Scarlett Coten – Mectoub, 2016

In her series “Mectoub”, which was awarded the LOBA in 2016, the French photographer questions the roles and image of men in the Arab world. Her portraits draw attention to the discrepancy between social conformity and individual longing. Coten is well-versed in the Arab world, which she has been exploring repeatedly in long-term photographic projects since graduating from her studies.

Gazing directly into the camera with appealing eyes, lascivious poses and attributes with feminine connotations: from the very first glance, the portraits of young Arab men convey an unusual viewpoint, which is precisely what the photographer intended. With a deliberately feminine approach, she has been carrying out her own personal projects in Arab countries for many years, resulting in new and surprising perspectives.

Following the Arab Spring, Coten began looking into diverse aspects of the changes taking place in societies in North Africa and the Middle East. “In 2012 I decided to photograph men. I travelled from North Africa to the Middle East, in order to look into male identity. The series explores the men in this region in a deeply personal way, interweaving portraits and places. I play with the idea of both staged and documentary genres, while blending testimony with intimacy.”

“What is ‘Mectoub’? It is a standpoint, a relationship I decided to have with men who were strangers to me.”

Over a period of four years, Coten took photographs in Morocco, Algeria, Tunisia, Egypt, Palestine, Lebanon and Jordan. The contradiction between the strength and the vulnerability seen in the portraits, is further enhanced by the powerful background colours or the derelict spaces she chose for the motifs. According to the photographer, “in ‘Mectoub’ the camera itself has a gender, and the feminine gaze holds a position of power, challenging the viewer to question traditional ideas of the overly predominant male gaze in the history of art.”

“‘Mectoub’ is a unique vision of the world. I would like to invite the viewer to reconsider the supremacy of the masculine perspective throughout the history of art. Because the conquest of the feminine perspective is recent, and allowing oneself to look at men is the fruit of a long struggle.”

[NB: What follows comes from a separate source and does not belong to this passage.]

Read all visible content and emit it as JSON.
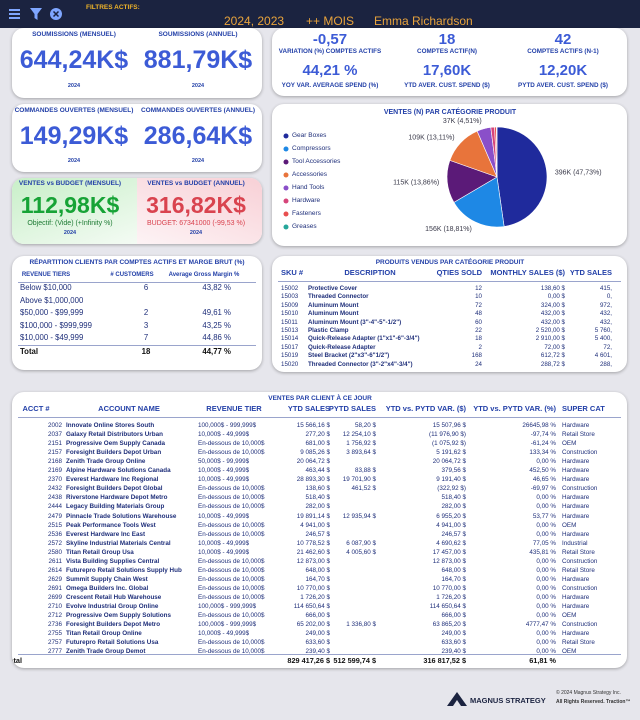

It is also a political gesture, allowing the men she portrays the chance to make a personal, sensitive presentation of themselves, one that is not of the kind normally seen in photo reportages from these countries. “In patriarchal societies, where individual freedom appears to be an act of rebellion, it is they who, through their attitude, their look, their choices, their differences, make a political statement. It is they who put themselves in danger.” The photographer sees her task as offering a platform to these life choices, and, at the same time, of sensitizing the viewer towards universal questions of identity, stereotypes, gender and the relationship between men and women. “I play with the idea of both staged and documentary genres, while blending testimony with intimacy.” Consequently, ‘Mectoub’ – a play on words between the colloquial French ‘mec’, guy in English, and the Arabic ‘maktub’, which stands for the fateful ‘it is written…’ – represents a very timely project in an ever-changing world. The series has already been exhibited a number of times. “The responses were very positive, both in the US and in Algeria and Jordan, where the exhibition was met with an enthusiasm way beyond my expectations. This touched me particularly as it is a subject that concerns them directly,” Coten explained in 2016. She is aware of the complexity of her project, yet says, “I always thought that art, precisely, was a landscape of freedom, where borders and taboos could be pushed back. This is how I live it as an artist.”

(Text updated 2020)

Scarlett Coten

Born in 1958, Coten works as a free-lance photographer on long-term projects set mostly in the Arab world. After graduating from the École nationale supérieure de la photographie in Arles, she travelled to Egypt in 2000 to produce her first important series. For “Still Alive”, she spent months accompanying Bedouins in the Sinai Desert. The series was published in 2009 by Actes Sud Beaux Arts. She has been working on her “Mectoub” portrait project since 2012. It has already been exhibited on a number of occasions.